Senate Majority Leader Bob Dole (R-Kan.) gave the go-ahead for floor action, estimated to last about a week, after making a futile last-ditch attempt to persuade House Democrats to begin debating their own version of a budget plan before the Senate proceeded.
Cat-and-Mouse Game
Leaders in both chambers have been playing a cat-and-mouse game over the budget for weeks, trying not to get too far out front in calling for revenue increases--which could have serious political repercussions--but which both sides agree are needed to meet targets mandated under the new Gramm-Rudman deficit-reduction law.
Budget action had been stalled in the Senate since March 19 when the Republican-led Budget Committee agreed to a bipartisan plan that hiked taxes by $18.7 billion while chopping President Reagan’s military spending request by about $25 billion.
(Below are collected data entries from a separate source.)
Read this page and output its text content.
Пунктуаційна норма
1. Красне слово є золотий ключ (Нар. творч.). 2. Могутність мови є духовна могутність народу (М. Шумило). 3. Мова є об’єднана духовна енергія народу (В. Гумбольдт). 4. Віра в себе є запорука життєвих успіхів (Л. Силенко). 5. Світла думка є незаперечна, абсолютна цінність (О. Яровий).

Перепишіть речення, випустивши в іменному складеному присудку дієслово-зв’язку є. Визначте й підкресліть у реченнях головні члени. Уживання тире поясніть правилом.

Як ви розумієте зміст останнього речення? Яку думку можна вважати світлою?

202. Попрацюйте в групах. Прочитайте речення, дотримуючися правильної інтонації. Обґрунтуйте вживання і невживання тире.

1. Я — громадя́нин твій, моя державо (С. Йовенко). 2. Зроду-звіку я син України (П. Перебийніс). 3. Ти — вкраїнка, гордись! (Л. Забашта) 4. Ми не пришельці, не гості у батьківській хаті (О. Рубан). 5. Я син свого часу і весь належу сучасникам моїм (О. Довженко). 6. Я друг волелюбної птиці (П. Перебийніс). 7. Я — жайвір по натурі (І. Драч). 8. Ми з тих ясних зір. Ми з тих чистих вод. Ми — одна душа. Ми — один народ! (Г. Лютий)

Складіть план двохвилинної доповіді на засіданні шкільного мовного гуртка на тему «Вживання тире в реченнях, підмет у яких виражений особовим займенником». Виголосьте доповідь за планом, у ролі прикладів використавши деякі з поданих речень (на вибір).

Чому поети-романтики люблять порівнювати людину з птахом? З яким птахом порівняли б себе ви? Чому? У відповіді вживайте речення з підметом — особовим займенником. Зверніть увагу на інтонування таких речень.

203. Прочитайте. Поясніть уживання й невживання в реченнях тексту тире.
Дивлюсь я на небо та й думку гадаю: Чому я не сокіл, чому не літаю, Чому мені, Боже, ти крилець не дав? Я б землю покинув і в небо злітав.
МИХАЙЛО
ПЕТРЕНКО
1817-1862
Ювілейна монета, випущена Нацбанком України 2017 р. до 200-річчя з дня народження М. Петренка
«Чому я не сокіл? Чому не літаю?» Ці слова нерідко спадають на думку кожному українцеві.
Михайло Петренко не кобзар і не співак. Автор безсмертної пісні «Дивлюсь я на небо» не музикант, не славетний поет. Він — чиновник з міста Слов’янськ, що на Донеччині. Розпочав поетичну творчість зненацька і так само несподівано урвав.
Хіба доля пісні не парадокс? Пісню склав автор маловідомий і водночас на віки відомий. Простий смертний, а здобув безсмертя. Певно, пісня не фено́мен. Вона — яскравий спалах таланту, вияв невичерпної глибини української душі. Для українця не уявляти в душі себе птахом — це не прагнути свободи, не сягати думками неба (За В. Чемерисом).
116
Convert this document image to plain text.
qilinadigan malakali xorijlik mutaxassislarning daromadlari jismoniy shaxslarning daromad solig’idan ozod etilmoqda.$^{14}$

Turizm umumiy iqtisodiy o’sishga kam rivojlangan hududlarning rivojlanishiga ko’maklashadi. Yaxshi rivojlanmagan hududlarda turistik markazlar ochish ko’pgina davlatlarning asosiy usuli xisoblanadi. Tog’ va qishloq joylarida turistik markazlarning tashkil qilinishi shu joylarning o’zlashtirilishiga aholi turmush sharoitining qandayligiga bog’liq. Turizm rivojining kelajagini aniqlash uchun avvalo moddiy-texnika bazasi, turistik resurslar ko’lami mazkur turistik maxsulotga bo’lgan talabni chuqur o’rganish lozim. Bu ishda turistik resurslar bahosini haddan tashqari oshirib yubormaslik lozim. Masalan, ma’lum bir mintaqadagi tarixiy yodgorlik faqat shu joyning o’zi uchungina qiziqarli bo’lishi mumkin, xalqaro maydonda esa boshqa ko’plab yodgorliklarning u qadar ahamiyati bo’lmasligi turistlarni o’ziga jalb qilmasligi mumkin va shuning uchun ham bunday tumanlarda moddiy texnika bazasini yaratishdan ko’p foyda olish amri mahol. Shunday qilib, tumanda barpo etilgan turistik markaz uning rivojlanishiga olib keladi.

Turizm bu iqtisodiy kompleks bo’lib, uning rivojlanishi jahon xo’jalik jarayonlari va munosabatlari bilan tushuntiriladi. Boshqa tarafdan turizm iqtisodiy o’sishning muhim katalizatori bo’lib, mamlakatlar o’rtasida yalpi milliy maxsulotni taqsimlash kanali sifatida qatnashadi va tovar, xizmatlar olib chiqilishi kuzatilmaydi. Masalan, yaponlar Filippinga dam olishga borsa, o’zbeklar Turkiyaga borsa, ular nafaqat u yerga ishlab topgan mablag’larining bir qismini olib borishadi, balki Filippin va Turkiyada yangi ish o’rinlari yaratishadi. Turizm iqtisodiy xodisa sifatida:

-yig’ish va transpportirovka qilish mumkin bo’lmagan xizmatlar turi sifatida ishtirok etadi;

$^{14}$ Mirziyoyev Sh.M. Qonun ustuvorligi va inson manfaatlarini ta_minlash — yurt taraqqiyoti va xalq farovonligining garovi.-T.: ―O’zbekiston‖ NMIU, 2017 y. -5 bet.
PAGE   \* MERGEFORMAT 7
The White House has remained adamant in its opposition to any revenue increases or defense spending cuts.
Dole said he gave up on his waiting game after House Speaker Thomas P. (Tip) O’Neill Jr. (D-Mass.) “flat out told us” in a meeting of congressional leaders that the House would not consider any budget proposal until 72 hours after the Senate completed action.
In what appeared to be a slight movement toward compromise, House Budget Committee Chairman William H. Gray III (D-Pa.) told negotiators that he would drop a demand that Reagan agree to a package of tax hikes before any such proposals are included in a House budget resolution.
However, Gray still insisted that House Republicans sign on ahead of time to a tax hike formula, something they so far have been loathe to do.
‘Unreasonable Request’
“That’s an unreasonable request to make of me,” complained House Minority Leader Robert H. Michel (R-Ill.), signaling continued stalemate over the matter.
Kicking off debate on the floor, Budget Committee Chairman Pete V. Domenici (R-N.M.) said that the Senate might tinker with the budget plan but ultimately would endorse a package “very close” to the one his committee approved.
He said that the Gramm-Rudman law imposes new fiscal constraints on Congress, forcing mandatory across-the-board spending cuts in many defense and domestic programs if federal red ink is not trimmed from more than $200 billion in the current 1986 fiscal year to $144 billion next year.
“We cannot get where we have to be . . . without additional revenues,” he warned.